I would like to automatically read out a sequence of numbers that always remains the same. This character string XXXXXX/XX/X should also be considered in the first place in the document name. Can you help me to find the right command to read the character string?
I want to read the code 112361/22/1 out of the document and want to name the PDF with that string - in different documents there are different numbers but the string is always like XXXXXX/XX/X.

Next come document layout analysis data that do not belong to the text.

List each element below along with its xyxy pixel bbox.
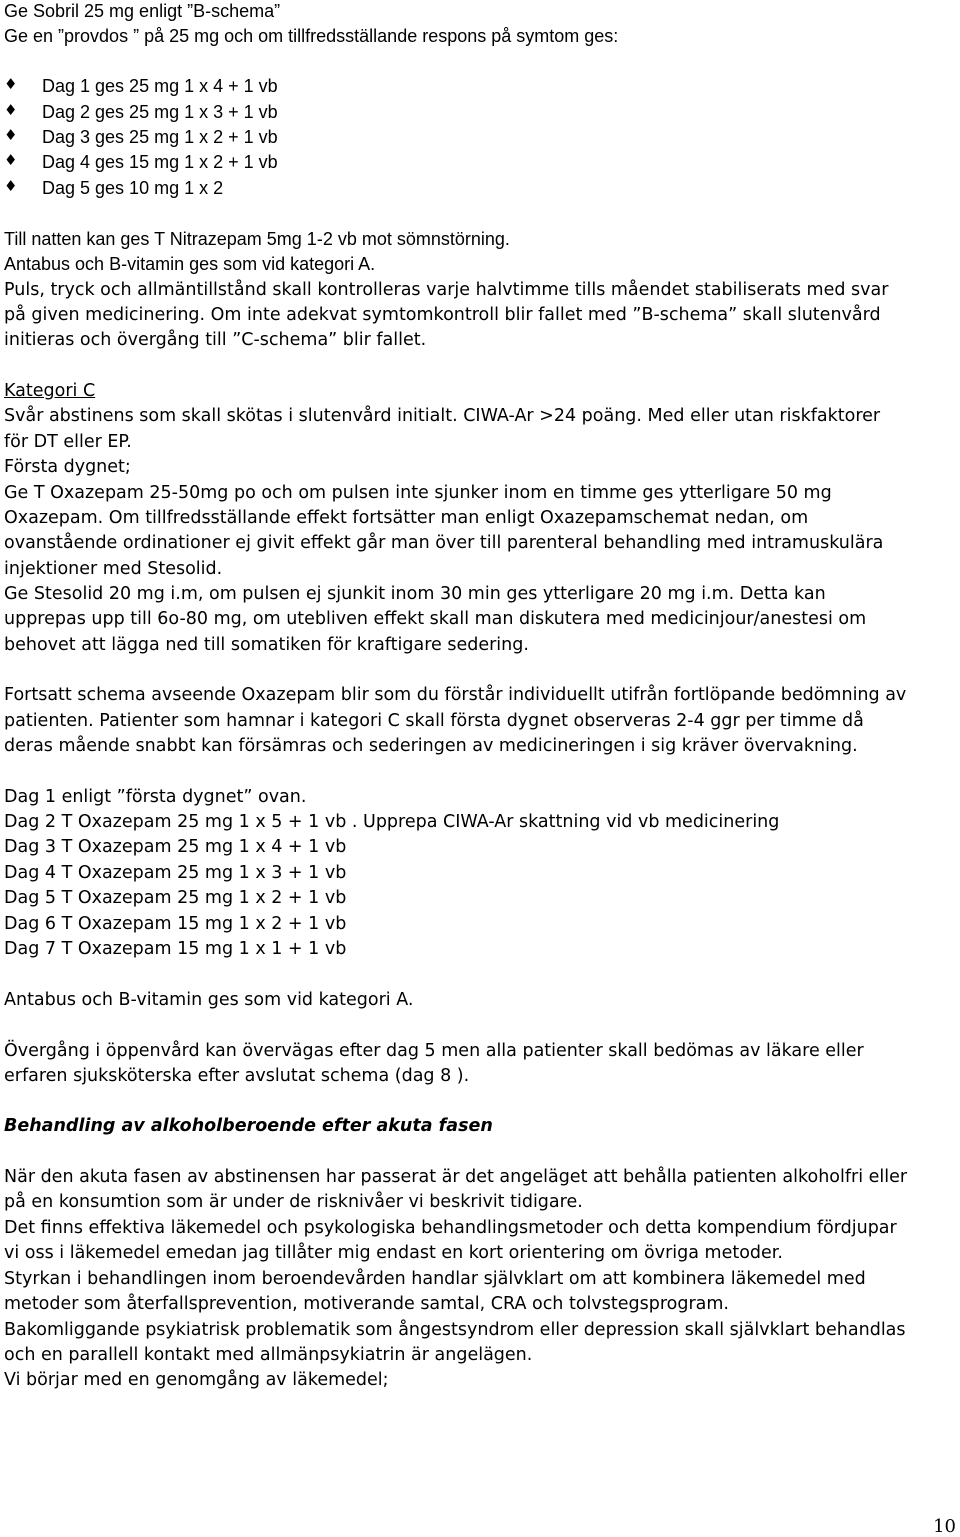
bullet-item-3: ♦ Dag 3 ges 25 mg 1 x 2 + 1 vb <box>4 126 278 147</box>
vitals-line-2: på given medicinering. Om inte adekvat symtomkontroll blir fallet med ”B-schema” skall slutenvård <box>4 305 881 325</box>
closing-line-4: vi oss i läkemedel emedan jag tillåter mig endast en kort orientering om övriga metoder. <box>4 1243 783 1263</box>
antabus-line: Antabus och B-vitamin ges som vid kategori A. <box>4 254 376 274</box>
category-c-line-4: Ge T Oxazepam 25-50mg po och om pulsen inte sjunker inom en timme ges ytterligare 50 mg <box>4 483 832 503</box>
closing-line-2: på en konsumtion som är under de risknivåer vi beskrivit tidigare. <box>4 1192 583 1212</box>
antabus-note: Antabus och B-vitamin ges som vid kategori A. <box>4 990 414 1010</box>
nitrazepam-line: Till natten kan ges T Nitrazepam 5mg 1-2 vb mot sömnstörning. <box>4 229 510 249</box>
bullet-item-1: ♦ Dag 1 ges 25 mg 1 x 4 + 1 vb <box>4 75 278 96</box>
bullet-item-2: ♦ Dag 2 ges 25 mg 1 x 3 + 1 vb <box>4 101 278 122</box>
category-c-line-6: ovanstående ordinationer ej givit effekt går man över till parenteral behandling med intramuskulära <box>4 533 884 553</box>
diamond-bullet-icon: ♦ <box>4 75 18 93</box>
diamond-bullet-icon: ♦ <box>4 101 18 119</box>
category-c-line-1: Svår abstinens som skall skötas i slutenvård initialt. CIWA-Ar >24 poäng. Med eller utan riskfaktorer <box>4 406 881 426</box>
section-heading: Behandling av alkoholberoende efter akuta fasen <box>4 1116 493 1136</box>
category-c-line-7: injektioner med Stesolid. <box>4 559 223 579</box>
closing-line-3: Det finns effektiva läkemedel och psykologiska behandlingsmetoder och detta kompendium fördjupar <box>4 1218 897 1238</box>
diamond-bullet-icon: ♦ <box>4 151 18 169</box>
schedule-day-6: Dag 6 T Oxazepam 15 mg 1 x 2 + 1 vb <box>4 914 347 934</box>
category-c-line-9: upprepas upp till 6o-80 mg, om utebliven effekt skall man diskutera med medicinjour/anestesi om <box>4 609 867 629</box>
transition-line-2: erfaren sjuksköterska efter avslutat schema (dag 8 ). <box>4 1066 470 1086</box>
closing-line-7: Bakomliggande psykiatrisk problematik som ångestsyndrom eller depression skall självklart behandlas <box>4 1320 906 1340</box>
bullet-item-5: ♦ Dag 5 ges 10 mg 1 x 2 <box>4 177 224 198</box>
diamond-bullet-icon: ♦ <box>4 126 18 144</box>
continued-line-2: patienten. Patienter som hamnar i kategori C skall första dygnet observeras 2-4 ggr per timme då <box>4 711 864 731</box>
page-number: 10 <box>933 1516 956 1537</box>
closing-line-9: Vi börjar med en genomgång av läkemedel; <box>4 1370 389 1390</box>
schedule-day-5: Dag 5 T Oxazepam 25 mg 1 x 2 + 1 vb <box>4 888 347 908</box>
vitals-line-1: Puls, tryck och allmäntillstånd skall kontrolleras varje halvtimme tills måendet stabiliserats med svar <box>4 280 889 300</box>
closing-line-8: och en parallell kontakt med allmänpsykiatrin är angelägen. <box>4 1345 533 1365</box>
closing-line-5: Styrkan i behandlingen inom beroendevården handlar självklart om att kombinera läkemedel med <box>4 1269 866 1289</box>
category-c-line-2: för DT eller EP. <box>4 432 132 452</box>
bullet-item-4: ♦ Dag 4 ges 15 mg 1 x 2 + 1 vb <box>4 151 278 172</box>
diamond-bullet-icon: ♦ <box>4 177 18 195</box>
vitals-line-3: initieras och övergång till ”C-schema” blir fallet. <box>4 330 427 350</box>
continued-line-3: deras mående snabbt kan försämras och sederingen av medicineringen i sig kräver övervakning. <box>4 736 858 756</box>
schedule-day-2: Dag 2 T Oxazepam 25 mg 1 x 5 + 1 vb . Upprepa CIWA-Ar skattning vid vb medicinering <box>4 812 780 832</box>
schedule-day-1: Dag 1 enligt ”första dygnet” ovan. <box>4 787 307 807</box>
category-c-heading: Kategori C <box>4 381 96 401</box>
category-c-line-3: Första dygnet; <box>4 457 131 477</box>
schedule-day-4: Dag 4 T Oxazepam 25 mg 1 x 3 + 1 vb <box>4 863 347 883</box>
schedule-day-3: Dag 3 T Oxazepam 25 mg 1 x 4 + 1 vb <box>4 837 347 857</box>
intro-line-2: Ge en ”provdos ” på 25 mg och om tillfredsställande respons på symtom ges: <box>4 26 619 46</box>
intro-line-1: Ge Sobril 25 mg enligt ”B-schema” <box>4 1 281 21</box>
closing-line-1: När den akuta fasen av abstinensen har passerat är det angeläget att behålla patienten alkoholfri eller <box>4 1167 908 1187</box>
continued-line-1: Fortsatt schema avseende Oxazepam blir som du förstår individuellt utifrån fortlöpande bedömning av <box>4 685 907 705</box>
category-c-line-10: behovet att lägga ned till somatiken för kraftigare sedering. <box>4 635 529 655</box>
schedule-day-7: Dag 7 T Oxazepam 15 mg 1 x 1 + 1 vb <box>4 939 347 959</box>
transition-line-1: Övergång i öppenvård kan övervägas efter dag 5 men alla patienter skall bedömas av läkare eller <box>4 1041 864 1061</box>
closing-line-6: metoder som återfallsprevention, motiverande samtal, CRA och tolvstegsprogram. <box>4 1294 729 1314</box>
category-c-line-5: Oxazepam. Om tillfredsställande effekt fortsätter man enligt Oxazepamschemat nedan, om <box>4 508 809 528</box>
category-c-line-8: Ge Stesolid 20 mg i.m, om pulsen ej sjunkit inom 30 min ges ytterligare 20 mg i.m. Detta kan <box>4 584 826 604</box>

Yes I“be already downloaded different scripts to install tesseract ORCmypdf and Poppler PDF to text. By using these programs I’ve managed to get the date and the topic of the pdf in the name of it - I uploaded these functions up here. These functions are working perfectly. But I can not get the string out of the pdf into the name of the PDF
I want to extract the part: 115500/23/0 which is part of the most documents. If this part is missing, I want the document to be named just with the following script by finding a concrete word. The last part is the Date of the document.

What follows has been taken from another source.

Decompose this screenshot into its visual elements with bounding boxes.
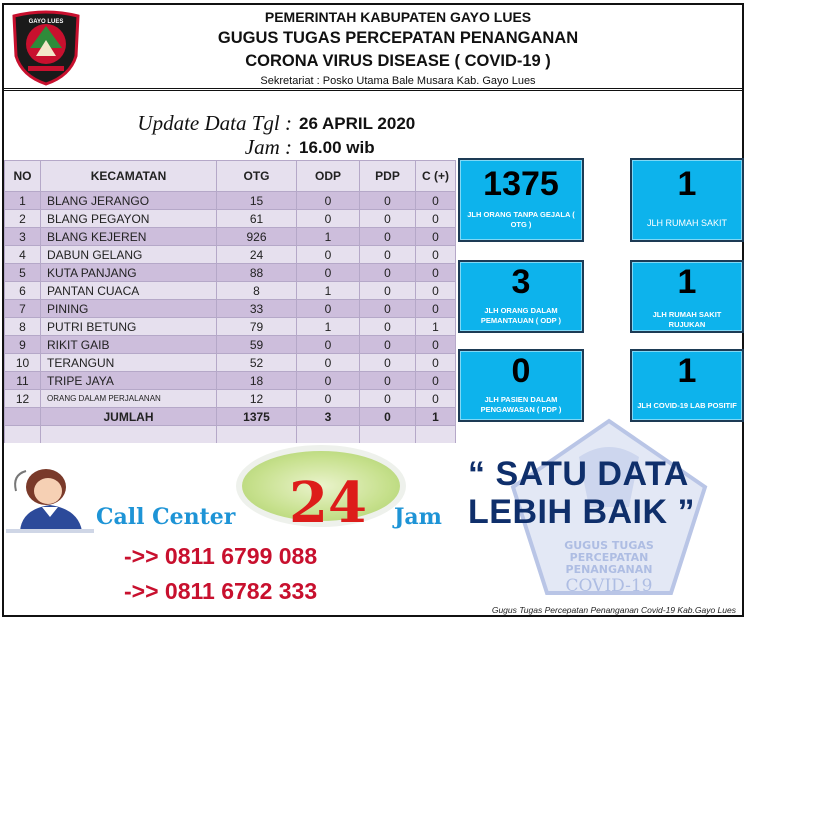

Currently the PDF is named: S220QXEZ6_Q65jhicl.pdf
while the word "Ermittlungsakte" got already found in the Document. This part of the script is already working. The Date function is working as well. Missing is the part of the string XXXXXX/XX/X in the document's name.
We don't want the PDF -- we want the text that your OCR steps are extracting from the PDF.
That's important because your OCR routines may behave differently from ours, especially if you've any language-specific training/dictionaries involved.
Try adding an action that puts the variable local Text der Ursprungsdatei (I think that's the right one!) onto the clipboard just before you do your regular expression search, then you can paste it into a TextEdit document or similar and upload that here so people can see it.
I routinely extract text from PDF's, but I don't involve OCR (and its errors). I use pdftotext (of Xpdf), then I process the resulting txt files with regex. All of this is via KM.
Is the string you are trying to get always proceeded with Ihr Zeichen: AZ: ?
If so this regex would find the string you are after and save to a variable.
Ihr Zeichen: AZ: (.+)
my approach was to open the pdf in AcrobatReader then select all then paste to clipboard then search the clipboard for the string
The macro did found out all of the strings in the documents but it also extracted random numbers out of the document when it did not find the exact string:
In that case the string was not completed by the writer of the document - so I like to have the macro to name it without any string by using the other parts of the macro. And when the macro neather found the string nor the scripted content, it want it to be named like "not found - please rename it manually.
Hi there, I struggle to make this work on Apple Silicon 13.4
The macro stops at the shell script execution. If I run pdftotext command on terminal it works fine. Might be something to do with the homebrew $PATH?
Execute a Shell Script failed with script error: text-script: line 1: /usr/bin:/bin:/usr/sbin:/sbin=/usr/bin:/bin:/usr/sbin:/sbin:/usr/local/homebrew: No such file or directory
text-script: line 5: pdftotext: command not found. Macro “Extract Text from a PDF v1.00” cancelled (while executing Execute Shell Script).
$PATH is irrelevant is you've specified the path to the application. It comes into play when you don't. But it doesn't hurt to confirm the location:
which pdftotext
Chris Stone wrote a nice macro to write your $PATH to a Keyboard Maestro ENV_PATH (or some such) which duplicates the environment for Keyboard Maestro shell scripts. I couldn't find it on a recent search, though. It's a once-and-done thing. You could also paste your $PATH into a variable of that name.